ずるりと寝台の下から大きな蛇が顔をのぞかせると、ヴォルデモートに何かを言われ、寝台へと入っていく。
「単刀直入に聞くんじゃが…まずおぬしが心配していることじゃが、ハリーは大丈夫じゃ。健康的な食事をとっておるし、何より今はトム、お前さんがそばにいるのじゃから精神的にも健康的じゃ。メローピー=ゴーントのように衰弱しておるわけじゃあない。」
そこはわしが保証しよう、というダンブルドアにスネイプは何の話だと内心首をかしげ、ヴォルデモートを見た。
心配事が図星だったのか、それとも触れてほしくないところだったのか、威圧感が増すヴォルデモートにダンブルドアはもう一度大丈夫じゃとゆっくりいう。

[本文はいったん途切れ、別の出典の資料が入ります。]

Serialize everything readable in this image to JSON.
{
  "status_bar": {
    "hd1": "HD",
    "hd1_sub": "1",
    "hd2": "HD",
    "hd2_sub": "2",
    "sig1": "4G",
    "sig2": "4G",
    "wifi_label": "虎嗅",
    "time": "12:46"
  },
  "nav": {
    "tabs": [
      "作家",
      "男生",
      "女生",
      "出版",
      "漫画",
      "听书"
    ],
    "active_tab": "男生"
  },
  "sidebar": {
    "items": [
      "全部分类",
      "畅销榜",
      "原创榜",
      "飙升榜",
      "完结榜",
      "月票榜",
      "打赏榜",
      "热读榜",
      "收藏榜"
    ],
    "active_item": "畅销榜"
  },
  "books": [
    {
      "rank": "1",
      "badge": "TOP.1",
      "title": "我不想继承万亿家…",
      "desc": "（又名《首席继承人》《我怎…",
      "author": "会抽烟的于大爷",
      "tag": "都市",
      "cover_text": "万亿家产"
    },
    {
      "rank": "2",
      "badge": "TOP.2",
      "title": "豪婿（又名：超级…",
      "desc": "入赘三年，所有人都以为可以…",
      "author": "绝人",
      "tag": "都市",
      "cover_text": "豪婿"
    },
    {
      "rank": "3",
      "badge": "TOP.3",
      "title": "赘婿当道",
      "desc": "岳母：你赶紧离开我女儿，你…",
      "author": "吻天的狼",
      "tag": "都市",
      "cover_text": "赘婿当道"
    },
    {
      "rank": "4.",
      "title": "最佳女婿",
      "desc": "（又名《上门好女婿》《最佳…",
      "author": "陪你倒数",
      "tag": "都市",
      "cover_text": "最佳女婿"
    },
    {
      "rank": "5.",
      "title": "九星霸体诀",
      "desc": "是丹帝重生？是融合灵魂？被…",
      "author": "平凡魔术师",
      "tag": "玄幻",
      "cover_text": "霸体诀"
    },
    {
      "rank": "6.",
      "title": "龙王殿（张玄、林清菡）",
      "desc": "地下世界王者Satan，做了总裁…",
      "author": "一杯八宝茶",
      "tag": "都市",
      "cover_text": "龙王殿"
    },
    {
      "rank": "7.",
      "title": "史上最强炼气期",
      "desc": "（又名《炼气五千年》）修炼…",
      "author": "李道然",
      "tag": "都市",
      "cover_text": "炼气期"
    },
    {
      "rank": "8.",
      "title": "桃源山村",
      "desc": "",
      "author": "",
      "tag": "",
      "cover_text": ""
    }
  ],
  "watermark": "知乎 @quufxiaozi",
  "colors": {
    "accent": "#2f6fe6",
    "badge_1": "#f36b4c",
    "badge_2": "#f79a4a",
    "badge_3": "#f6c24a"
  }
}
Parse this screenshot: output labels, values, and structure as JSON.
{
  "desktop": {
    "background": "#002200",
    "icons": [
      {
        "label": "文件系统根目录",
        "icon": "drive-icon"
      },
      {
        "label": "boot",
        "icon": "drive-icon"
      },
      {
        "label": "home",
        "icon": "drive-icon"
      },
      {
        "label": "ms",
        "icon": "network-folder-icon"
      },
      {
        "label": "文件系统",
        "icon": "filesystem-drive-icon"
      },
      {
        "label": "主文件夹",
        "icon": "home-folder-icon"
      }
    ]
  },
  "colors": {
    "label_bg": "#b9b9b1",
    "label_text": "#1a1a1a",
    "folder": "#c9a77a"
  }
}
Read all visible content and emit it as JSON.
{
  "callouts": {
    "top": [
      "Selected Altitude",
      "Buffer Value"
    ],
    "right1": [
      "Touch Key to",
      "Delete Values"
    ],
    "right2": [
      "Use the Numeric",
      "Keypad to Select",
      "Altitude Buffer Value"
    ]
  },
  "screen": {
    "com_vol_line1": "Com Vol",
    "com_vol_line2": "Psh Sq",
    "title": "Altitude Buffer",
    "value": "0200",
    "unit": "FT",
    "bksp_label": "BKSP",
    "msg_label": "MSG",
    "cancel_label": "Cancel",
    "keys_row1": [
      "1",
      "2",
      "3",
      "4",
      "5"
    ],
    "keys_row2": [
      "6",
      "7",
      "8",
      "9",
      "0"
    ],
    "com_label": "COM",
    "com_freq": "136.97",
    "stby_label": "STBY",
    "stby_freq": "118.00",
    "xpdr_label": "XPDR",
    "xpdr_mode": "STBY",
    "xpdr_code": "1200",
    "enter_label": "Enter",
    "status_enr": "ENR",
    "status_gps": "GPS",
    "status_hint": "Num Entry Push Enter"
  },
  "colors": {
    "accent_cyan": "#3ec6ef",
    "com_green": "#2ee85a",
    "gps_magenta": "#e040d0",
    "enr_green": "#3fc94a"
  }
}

「それと今後の事じゃが…。ハリーのそばにいたいじゃろう?こそこそとしていてはハリーが悲しむじゃろうし…。」
「何か妙案でもあると言うのか。ダンブルドア。」
そばにいたいことなどは一切否定しないヴォルデモートは不機嫌そうな顔のままどうせ碌な話じゃないとダンブルドアに促す。
「俺様はあのマグルの…あの男と違って母子をほおって逃げることはしない。あの男と違ってな。」
ヴォルデモートはダンブルドアの手紙の、父親と同じく逃げるのかと、母子を捨てるのかと散々書いてあった内容を思い出し、この狸爺と睨みつける赤い目を細めた。
なんとなく話の内容から察したスネイプはだから来たのかと、というか最初逃げたのは誰だとダンブルドアから一歩引いたところで見守ることとした。
「なに、難しい話じゃない。ヴォルデモートが復活したことと、子を授かったことを堂々と公表すればいいんじゃ。」
名案じゃろう?というダンブルドアにスネイプとヴォルデモートはほぼ同時にガクッと体を揺らした。
「そうじゃな…ちゃんとハリーとの子だと公表するんじゃ。当然反発するものが出てくるじゃろう。そこで、誓いの魔法を立てたというんじゃ。つい最近までホグワーツに出入りしていた記者がおったから…彼女に書いてもらえばいい。」
「そういうことか…。ダンブルドア。あの魔法薬の誘拐事件に巻き込まれた被害者としてハリーの名を出し、人魚薬の効果と俺様との関係をかき、こうなったと。俺様がハリーと誓いの魔法を立てたことで引き離すことができなくなるようにしむける…そういうわけだな。」
名案じゃろう?と繰り返すダンブルドアにスネイプはあの記者が書きそうな内容を思い浮かべて、完全に泥をかぶせる気だとヴォルデモートを試しているのかと納得する。
世界広しと言えども、あんなに残虐の限りをした闇の帝王を手玉にとり、世間の目を欺くための大芝居というかなんというかを考えるとは…大賢者じゃなくて、貴方も十分悪人だ、とスネイプは上司に恵まれない、と天井を見上げてなげいた。